The documentary “HASSLA”, which shows the dead end in which the youth of a mythical district find themselves, is a mirror. You have to be stupid to break it.

ZNAGUI 🇺🇸
3 min readNov 7, 2020

Who does not know Hay Mohammedi? Who doesn’t like Hay Mohammedi?

I come from Borgone (Burgundy district), obviously we hated all the districts of Casablanca because we thought we had something special, that the others did not have, except the “Hay”.

You can speak badly of others, even of Borgone (even though it is the most beautiful neighborhood in Casablanca and all of Morocco!), But the Hay cannot. You can not. You respect. Nothing to do my brother, you respect.

The Hay is the exception from Casablanca and even Morocco. As a child, I thought it was just the TAS district, that football club that grew up in the shadow of Wydad and Raja. A club of losers, magnificent losers who never won anything and didn’t bother anyone. And that’s why we liked them.

I also knew that the Hay was the district of the “kariane”, the central quarries, the first shantytown that arose like a huge mushroom on the northern outskirts of Casablanca.

But it wasn’t just that.

I knew that the Hay was the starting point of trade unionism, the real one. What is unionism, really? This is class consciousness. This is when the oppressed come to understand their condition, to transcend themselves and to see beyond the tip of their nose, their tribe, their neighborhood.

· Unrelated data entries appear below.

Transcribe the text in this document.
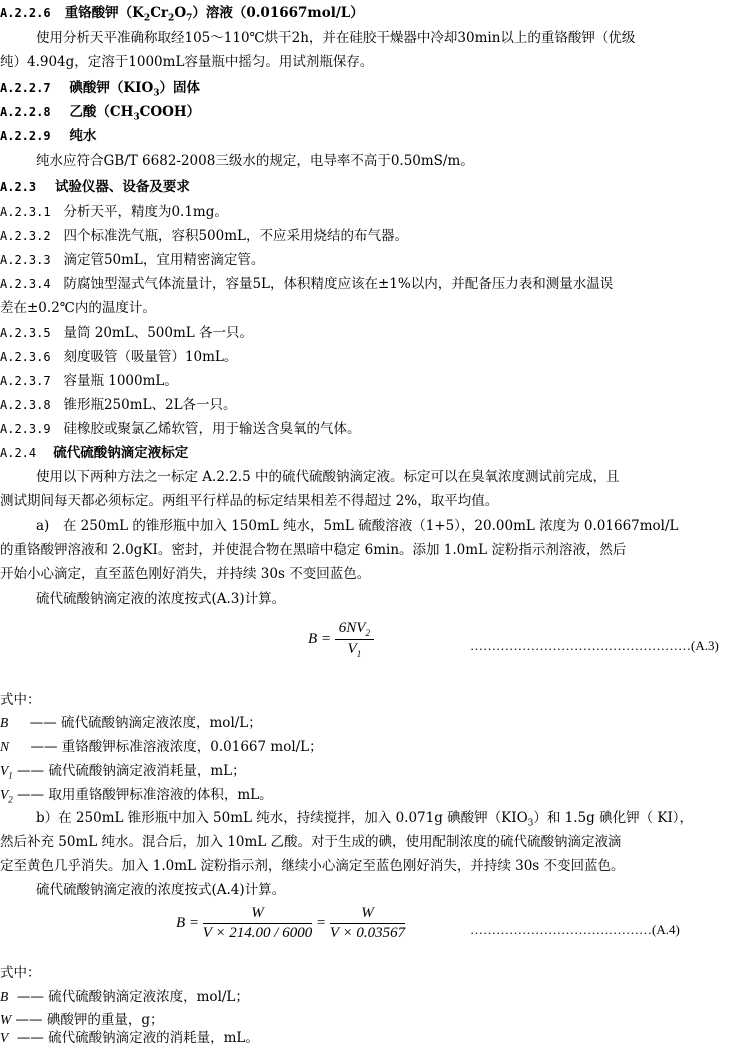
A.2.2.6 重铬酸钾$(K_2Cr_2O_7)$溶液（0.01667mol/L）
使用分析天平准确称取经105～110℃烘干2h，并在硅胶干燥器中冷却30min以上的重铬酸钾（优级
纯）4.904g，定溶于1000mL容量瓶中摇匀。用试剂瓶保存。
A.2.2.7 碘酸钾$(KIO_3)$固体
A.2.2.8 乙酸$(CH_3COOH)$
A.2.2.9 纯水
纯水应符合GB/T 6682-2008三级水的规定，电导率不高于0.50mS/m。
A.2.3 试验仪器、设备及要求
A.2.3.1 分析天平，精度为0.1mg。
A.2.3.2 四个标准洗气瓶，容积500mL，不应采用烧结的布气器。
A.2.3.3 滴定管50mL，宜用精密滴定管。
A.2.3.4 防腐蚀型湿式气体流量计，容量5L，体积精度应该在±1%以内，并配备压力表和测量水温误
差在±0.2℃内的温度计。
A.2.3.5 量筒 20mL、500mL 各一只。
A.2.3.6 刻度吸管（吸量管）10mL。
A.2.3.7 容量瓶 1000mL。
A.2.3.8 锥形瓶250mL、2L各一只。
A.2.3.9 硅橡胶或聚氯乙烯软管，用于输送含臭氧的气体。
A.2.4 硫代硫酸钠滴定液标定
使用以下两种方法之一标定 A.2.2.5 中的硫代硫酸钠滴定液。标定可以在臭氧浓度测试前完成，且
测试期间每天都必须标定。两组平行样品的标定结果相差不得超过 2%，取平均值。
a)　在 250mL 的锥形瓶中加入 150mL 纯水，5mL 硫酸溶液（1+5），20.00mL 浓度为 0.01667mol/L
的重铬酸钾溶液和 2.0gKI。密封，并使混合物在黑暗中稳定 6min。添加 1.0mL 淀粉指示剂溶液，然后
开始小心滴定，直至蓝色刚好消失，并持续 30s 不变回蓝色。
硫代硫酸钠滴定液的浓度按式(A.3)计算。
$B = \frac{6NV_2}{V_1}$	……………………………………………(A.3)
式中：
B —— 硫代硫酸钠滴定液浓度，mol/L；
N —— 重铬酸钾标准溶液浓度，0.01667 mol/L；
$V_1$ —— 硫代硫酸钠滴定液消耗量，mL；
$V_2$ —— 取用重铬酸钾标准溶液的体积，mL。
b）在 250mL 锥形瓶中加入 50mL 纯水，持续搅拌，加入 0.071g 碘酸钾$(KIO_3)$和 1.5g 碘化钾（ KI），
然后补充 50mL 纯水。混合后，加入 10mL 乙酸。对于生成的碘，使用配制浓度的硫代硫酸钠滴定液滴
定至黄色几乎消失。加入 1.0mL 淀粉指示剂，继续小心滴定至蓝色刚好消失，并持续 30s 不变回蓝色。
硫代硫酸钠滴定液的浓度按式(A.4)计算。
$B = \frac{W}{V \times 214.00 / 6000} = \frac{W}{V \times 0.03567}$	……………………………………(A.4)
式中：
B —— 硫代硫酸钠滴定液浓度，mol/L；
W —— 碘酸钾的重量，g；
V —— 硫代硫酸钠滴定液的消耗量，mL。
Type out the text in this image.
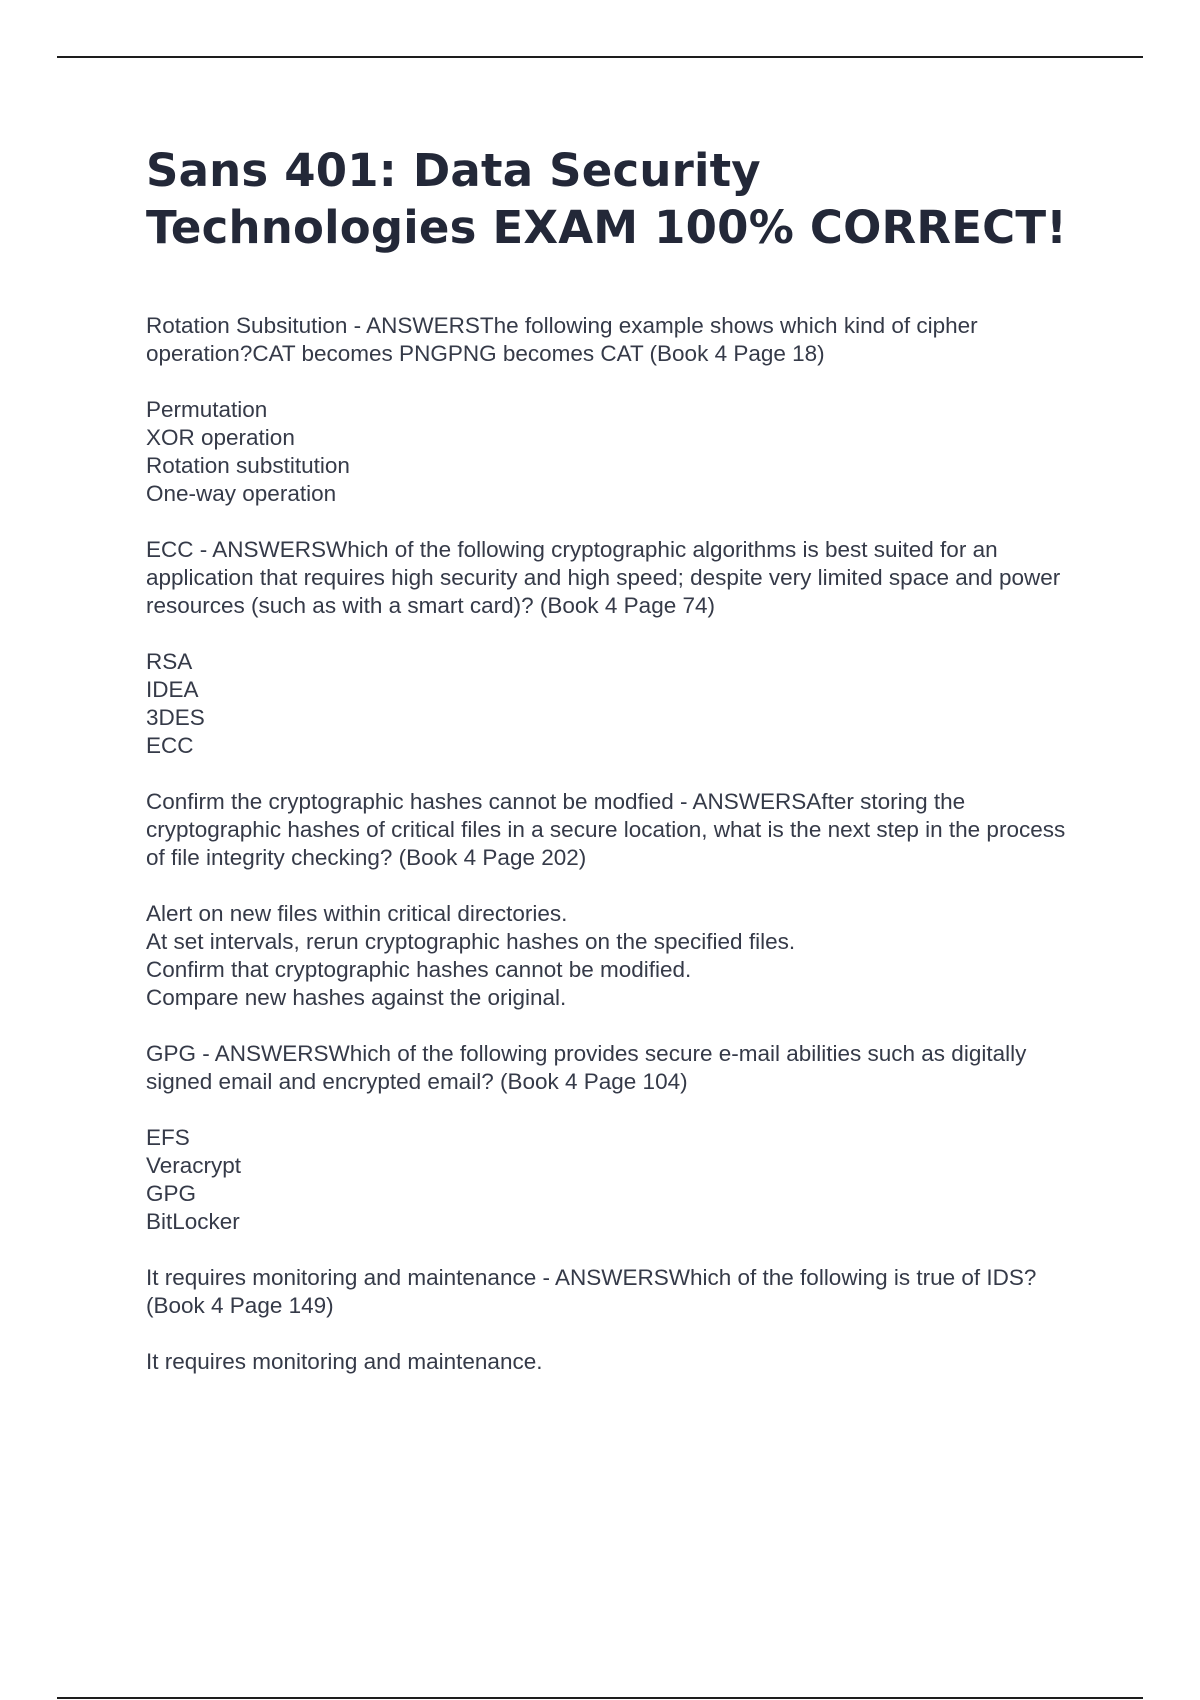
Sans 401: Data Security Technologies EXAM 100% CORRECT!

Rotation Subsitution - ANSWERSThe following example shows which kind of cipher operation?CAT becomes PNGPNG becomes CAT (Book 4 Page 18)

Permutation
XOR operation
Rotation substitution
One-way operation

ECC - ANSWERSWhich of the following cryptographic algorithms is best suited for an application that requires high security and high speed; despite very limited space and power resources (such as with a smart card)? (Book 4 Page 74)

RSA
IDEA
3DES
ECC

Confirm the cryptographic hashes cannot be modfied - ANSWERSAfter storing the cryptographic hashes of critical files in a secure location, what is the next step in the process of file integrity checking? (Book 4 Page 202)

Alert on new files within critical directories.
At set intervals, rerun cryptographic hashes on the specified files.
Confirm that cryptographic hashes cannot be modified.
Compare new hashes against the original.

GPG - ANSWERSWhich of the following provides secure e-mail abilities such as digitally signed email and encrypted email? (Book 4 Page 104)

EFS
Veracrypt
GPG
BitLocker

It requires monitoring and maintenance - ANSWERSWhich of the following is true of IDS? (Book 4 Page 149)

It requires monitoring and maintenance.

The Hay has taught us other lessons. With Nass El Ghiwane, Lemchaheb, Lahcen Zinoun and a few others, he made us understand that art can grow like wild grass in wasteland, that there is always a pearl or a gem at the bottom of the trash bag. (but you have to get your hands dirty before grabbing it). And that folk art, after all, is a way of standing. Dignity above all.

And then, what else?

I’m from Borgone, but it’s like I’m from the Hay. It has to. I think other people are in the same situation, holding on to this neighborhood like a religion, something sacred.

And yet!

Like so many Hay lovers, I saw the documentary “L7sla”, or the dead end, like a slap in the face, in the true sense of the word. A wound. Sonia Terrab’s documentary, which 2M had the audacity to produce, is hurtful. He does not stroke in the direction of the hair. He hurts. He shows the Hay as a trap in which desperate youth struggle before giving up soul, most likely. Like rats.

The film damaged my certainties and my pride. He ignores the glory of Hay, his past battles. He forgets his victories. It’s an urban snapshot, harsh and uncompromising. It shows and listens to a youth who is scary, who messes up, who screams at the stadium and everywhere, who screams very loudly, but whom we never listen to.

I want to shout too: where is my Hay? How do I find my certainties? What could I still hold on to, what tree branch and what miracle, what dream?

When a documentary takes me out of my comfort zone and disturbs me to such an extent, when the reality it reflects hurts me, I clap with both hands.

The Hay refers to other neighborhoods, its dead end is that of a large part of the youth of this country. The film is a reflection which gives us to see this reality. It’s a mirror. You have to be stupid to break it!